だがダークウルフの数を減らしてそのまま殲滅できるかという時、森の奥から更なるダークウルフの大群が現れたため形勢不利を悟り、殲滅から撤退に切り替えたらしい。
なんとか無事に森から出て調査隊との合流地点に向かうと、既に別の方向から調査していたパーティがいくつか集まっており、報告しあうと少なくともコボルドとゴブリン、ダークウルフの群れが確認されていた。
それらは森林の浅い場所では珍しくなかったため、数は多いがまだ慌てるほどではないという判断をしていたようだ。
だがその後、負傷して息を切らせながらも合流地点に駆け込んできたパーティの報告で調査隊は度肝を抜かれることになる。
そのパーティは森で数体のオーガと出会ったというのだ。
オーガは単体で冒険者ランクCに相当する魔物だそうで、それが森林の浅いところにいるのはおかしく、通常ならば比較的深い場所にいる魔物らしい。
そのため足の速い一人をギルドへ報告に向かわせ、残ったメンバーで森を見張ることに決まって今に至ると。
「そう、オーガね。……ギルドマスター」
「ああ、分かっている。あの時と同じだな」
静かに男の話を聞いていたミーシャさんとギルドマスターが互いの認識を確認し合うかのように頷き合う。

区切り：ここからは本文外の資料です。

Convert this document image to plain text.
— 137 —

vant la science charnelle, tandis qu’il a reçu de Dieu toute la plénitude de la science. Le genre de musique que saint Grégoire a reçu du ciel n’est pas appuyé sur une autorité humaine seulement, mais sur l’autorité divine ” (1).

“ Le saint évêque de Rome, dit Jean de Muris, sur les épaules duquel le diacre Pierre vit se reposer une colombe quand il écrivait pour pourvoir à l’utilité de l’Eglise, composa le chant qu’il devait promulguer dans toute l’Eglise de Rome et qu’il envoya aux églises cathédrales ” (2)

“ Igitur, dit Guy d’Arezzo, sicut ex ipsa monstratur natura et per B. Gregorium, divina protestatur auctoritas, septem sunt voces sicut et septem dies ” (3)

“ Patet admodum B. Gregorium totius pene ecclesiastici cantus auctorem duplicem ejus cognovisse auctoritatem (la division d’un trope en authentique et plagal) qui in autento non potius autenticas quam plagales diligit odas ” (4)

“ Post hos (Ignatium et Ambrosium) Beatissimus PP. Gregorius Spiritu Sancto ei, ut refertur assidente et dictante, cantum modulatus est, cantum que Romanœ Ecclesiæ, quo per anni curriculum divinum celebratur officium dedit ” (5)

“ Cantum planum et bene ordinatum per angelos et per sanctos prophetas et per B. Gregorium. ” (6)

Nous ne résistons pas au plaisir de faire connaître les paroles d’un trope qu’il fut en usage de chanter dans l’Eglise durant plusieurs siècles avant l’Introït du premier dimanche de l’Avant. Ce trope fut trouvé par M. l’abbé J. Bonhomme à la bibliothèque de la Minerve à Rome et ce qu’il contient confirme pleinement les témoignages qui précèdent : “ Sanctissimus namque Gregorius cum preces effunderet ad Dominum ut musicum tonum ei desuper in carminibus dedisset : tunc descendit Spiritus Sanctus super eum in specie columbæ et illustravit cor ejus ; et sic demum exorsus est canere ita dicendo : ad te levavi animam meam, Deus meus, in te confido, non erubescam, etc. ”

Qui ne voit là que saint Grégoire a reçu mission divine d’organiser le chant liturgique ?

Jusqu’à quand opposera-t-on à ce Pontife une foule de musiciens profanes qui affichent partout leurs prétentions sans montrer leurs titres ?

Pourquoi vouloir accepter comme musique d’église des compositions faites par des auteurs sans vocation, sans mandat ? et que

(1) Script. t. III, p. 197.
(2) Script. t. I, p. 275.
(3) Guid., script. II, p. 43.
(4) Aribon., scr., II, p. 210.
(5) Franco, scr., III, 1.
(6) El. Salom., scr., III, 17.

……二人だけで納得しないで、どういうことか説明してほしいものだ。
「あの時、ですか?」
「そう。オーガが森の浅いところまで出てくるのは少し前に起こった異変の前兆と同じなのよ」
どうやらあの時というのは、1週間ほど前に起こったファーガルド大森林から住処を失った魔物が出てきてしまった時のことらしい。
「もう二度と同じ失敗はせん。明日の朝、ファーガルド大森林の魔物を討伐する。ナザリガルドの冒険者ギルドと詰所の騎士たちにも協力するように早馬を出せ。冒険者共は3時間後にギルドに集まってくれ、ここにいない者やダンジョンに潜っている冒険者も捕まえておくんだ」
ギルドマスターの一声でギルド内の人が動き始める。
受付嬢数人は慌てて受付裏の扉に入っていき、冒険者たちは近くの人と話し始めたり、ギルドを出て行ったりと思い思いに行動し、ギルド内は一気に元の騒がしさを取り戻す。
「何が始まるんですか?」
「ある意味、冒険者にとってはお祭りね」
「はぁ……」
3時間後、私はミーシャさんが言っていることを真に理解することになる。
◇
ミーシャさんと宿の前で別れた私は夕食を済ませて部屋で休憩した後、まだ集合時間には早いが冒険者ギルドに向かうことにした。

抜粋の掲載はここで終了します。